The last years of the nineteenth century witnessed a revolution in the nature of housework. Beginning in the 1880s, with the invention of the carpet sweeper, a host of new “labor? saving” appliances were introduced. These included the electric iron (1903), the electric vacuum cleaner (1907), and the electric toaster (1912). At the same time, the first processed and canned foods appeared. In the 1870s, H.J. Heinz introduced canned pickles and sauerkraut; in the 1880s, Frano-American Co. introduced the first canned meals; and in the 1890s, Campbell’s sold the first condensed soups. By the 1920s, the urban middle class enjoyed a myriad of new household conveniences, including hot and cold running water, gas stoves, automatic washing machines, refrigerators, and vacuum cleaners.

Yet despite the introduction of electricity, running water, and “labor-saving” household appliances, time spent on housework did not decline. Indeed, the typical full-time housewife today spends just as much time on housework as her grandmother or great-grandmother. In 1924, a typical housewife spent about 52 hours a week in housework. Half a century later, the average full-time housewife devoted 55 hours to housework. A housewife today spends less time cooking and cleaning up after meals, but she spends just as much time as her ancestors on housecleaning and even more time on shopping, household management, laundry, and childcare.

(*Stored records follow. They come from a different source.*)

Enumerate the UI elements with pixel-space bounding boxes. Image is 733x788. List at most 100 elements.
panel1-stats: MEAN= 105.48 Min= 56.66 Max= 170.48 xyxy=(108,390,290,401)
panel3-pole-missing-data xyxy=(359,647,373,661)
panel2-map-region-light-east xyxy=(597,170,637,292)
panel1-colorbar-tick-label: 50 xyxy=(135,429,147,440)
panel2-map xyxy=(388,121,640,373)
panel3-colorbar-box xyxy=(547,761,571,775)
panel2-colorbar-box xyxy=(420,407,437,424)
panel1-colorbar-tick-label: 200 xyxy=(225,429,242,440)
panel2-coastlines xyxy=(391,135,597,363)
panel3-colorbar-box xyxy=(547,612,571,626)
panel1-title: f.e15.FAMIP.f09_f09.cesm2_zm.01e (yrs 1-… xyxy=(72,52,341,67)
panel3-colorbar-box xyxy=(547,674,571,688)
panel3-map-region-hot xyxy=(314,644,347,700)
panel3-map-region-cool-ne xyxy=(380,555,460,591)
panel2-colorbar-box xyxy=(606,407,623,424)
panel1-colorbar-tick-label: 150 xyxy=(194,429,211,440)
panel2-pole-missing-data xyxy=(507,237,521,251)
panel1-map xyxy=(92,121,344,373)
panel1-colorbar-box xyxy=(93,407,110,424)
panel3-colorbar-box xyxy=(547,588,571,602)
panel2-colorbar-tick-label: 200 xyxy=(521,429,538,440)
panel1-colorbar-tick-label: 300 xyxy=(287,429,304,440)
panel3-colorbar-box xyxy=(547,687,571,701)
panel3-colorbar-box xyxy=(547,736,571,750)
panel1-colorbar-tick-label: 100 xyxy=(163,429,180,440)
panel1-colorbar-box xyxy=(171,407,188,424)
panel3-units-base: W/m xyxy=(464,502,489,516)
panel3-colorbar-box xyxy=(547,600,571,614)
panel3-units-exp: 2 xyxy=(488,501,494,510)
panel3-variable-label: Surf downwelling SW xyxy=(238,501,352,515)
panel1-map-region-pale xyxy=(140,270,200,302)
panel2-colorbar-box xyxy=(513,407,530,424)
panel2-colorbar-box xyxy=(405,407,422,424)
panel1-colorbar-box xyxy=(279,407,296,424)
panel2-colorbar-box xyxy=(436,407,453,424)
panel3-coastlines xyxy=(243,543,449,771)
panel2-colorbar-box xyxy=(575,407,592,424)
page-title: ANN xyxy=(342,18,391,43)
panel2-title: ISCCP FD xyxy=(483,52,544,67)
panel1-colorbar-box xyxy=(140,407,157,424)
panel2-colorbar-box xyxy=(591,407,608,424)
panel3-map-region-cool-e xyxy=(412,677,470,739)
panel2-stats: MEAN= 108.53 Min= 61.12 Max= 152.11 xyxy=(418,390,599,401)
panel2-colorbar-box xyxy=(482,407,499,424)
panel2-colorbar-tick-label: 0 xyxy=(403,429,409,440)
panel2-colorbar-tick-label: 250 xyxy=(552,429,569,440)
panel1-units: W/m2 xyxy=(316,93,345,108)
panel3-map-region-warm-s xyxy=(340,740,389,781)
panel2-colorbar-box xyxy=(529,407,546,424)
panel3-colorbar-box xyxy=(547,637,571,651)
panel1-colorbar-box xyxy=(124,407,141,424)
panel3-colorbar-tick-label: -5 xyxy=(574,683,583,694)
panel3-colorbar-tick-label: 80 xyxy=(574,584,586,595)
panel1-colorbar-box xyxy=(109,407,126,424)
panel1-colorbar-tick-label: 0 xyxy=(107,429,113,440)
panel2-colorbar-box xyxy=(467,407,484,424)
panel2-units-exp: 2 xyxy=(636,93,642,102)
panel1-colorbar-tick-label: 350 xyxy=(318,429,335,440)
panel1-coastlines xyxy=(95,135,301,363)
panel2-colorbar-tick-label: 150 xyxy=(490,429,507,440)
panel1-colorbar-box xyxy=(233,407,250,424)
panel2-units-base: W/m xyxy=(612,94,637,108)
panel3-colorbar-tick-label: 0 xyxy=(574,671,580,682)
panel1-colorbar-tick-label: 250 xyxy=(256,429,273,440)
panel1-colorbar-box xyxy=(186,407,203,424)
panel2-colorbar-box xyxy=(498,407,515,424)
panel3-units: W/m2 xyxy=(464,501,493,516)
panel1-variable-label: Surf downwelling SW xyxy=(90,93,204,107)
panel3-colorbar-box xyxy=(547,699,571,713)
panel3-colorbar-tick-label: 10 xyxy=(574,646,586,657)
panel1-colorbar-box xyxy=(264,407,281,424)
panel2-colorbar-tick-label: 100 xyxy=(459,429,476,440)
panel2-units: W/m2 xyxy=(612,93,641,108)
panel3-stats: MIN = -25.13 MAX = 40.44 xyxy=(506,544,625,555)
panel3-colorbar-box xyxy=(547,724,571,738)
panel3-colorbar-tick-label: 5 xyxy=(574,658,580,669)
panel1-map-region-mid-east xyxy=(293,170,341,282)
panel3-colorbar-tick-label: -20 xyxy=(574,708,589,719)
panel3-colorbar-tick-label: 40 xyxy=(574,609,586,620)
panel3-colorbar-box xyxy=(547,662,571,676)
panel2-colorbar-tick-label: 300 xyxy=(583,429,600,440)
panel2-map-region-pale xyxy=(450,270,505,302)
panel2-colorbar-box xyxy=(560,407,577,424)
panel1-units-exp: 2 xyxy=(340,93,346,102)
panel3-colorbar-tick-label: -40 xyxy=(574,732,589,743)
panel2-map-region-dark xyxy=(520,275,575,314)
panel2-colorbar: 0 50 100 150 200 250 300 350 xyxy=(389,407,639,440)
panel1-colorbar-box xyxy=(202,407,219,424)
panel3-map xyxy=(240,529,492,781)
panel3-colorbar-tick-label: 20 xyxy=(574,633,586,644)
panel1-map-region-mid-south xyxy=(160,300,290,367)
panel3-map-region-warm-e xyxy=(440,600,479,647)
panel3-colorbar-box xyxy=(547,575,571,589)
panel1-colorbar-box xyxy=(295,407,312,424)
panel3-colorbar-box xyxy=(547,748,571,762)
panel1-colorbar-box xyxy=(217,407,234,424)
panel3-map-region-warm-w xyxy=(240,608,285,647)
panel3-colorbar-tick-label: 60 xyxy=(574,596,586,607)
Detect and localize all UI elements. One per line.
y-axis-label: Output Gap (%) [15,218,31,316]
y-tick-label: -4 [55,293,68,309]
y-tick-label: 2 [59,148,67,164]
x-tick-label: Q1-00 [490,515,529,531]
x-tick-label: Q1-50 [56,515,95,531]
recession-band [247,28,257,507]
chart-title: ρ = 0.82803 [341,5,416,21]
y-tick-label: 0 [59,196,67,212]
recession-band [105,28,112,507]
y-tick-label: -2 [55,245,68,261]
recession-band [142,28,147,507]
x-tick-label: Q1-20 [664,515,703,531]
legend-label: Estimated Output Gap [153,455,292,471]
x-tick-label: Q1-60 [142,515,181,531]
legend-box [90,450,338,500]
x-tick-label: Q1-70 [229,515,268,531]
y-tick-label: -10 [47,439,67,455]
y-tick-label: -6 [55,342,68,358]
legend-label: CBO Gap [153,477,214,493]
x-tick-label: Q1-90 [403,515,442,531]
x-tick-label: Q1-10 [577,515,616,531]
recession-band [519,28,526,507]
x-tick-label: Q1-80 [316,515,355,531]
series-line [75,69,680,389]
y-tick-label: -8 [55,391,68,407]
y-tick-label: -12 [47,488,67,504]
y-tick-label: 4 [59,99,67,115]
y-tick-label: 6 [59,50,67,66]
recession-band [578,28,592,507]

How can this be? The answer lies in a dramatic rise in the standards of cleanliness and childcare expected of a housewife. As early as the 1930s, this change was apparent to a writer in the Ladies Home Journal:

Because we housewives of today have the tools to reach it, we dig every day after the dust that grandmother left to spring cataclysm. If few of us have nine children for a weekly bath, we have two or three for a daily immersion. If our consciences don’t prick us over vacant pie shelves or empty cookie jars, they do over meals in which a vitamin may be omitted or a calorie lacking.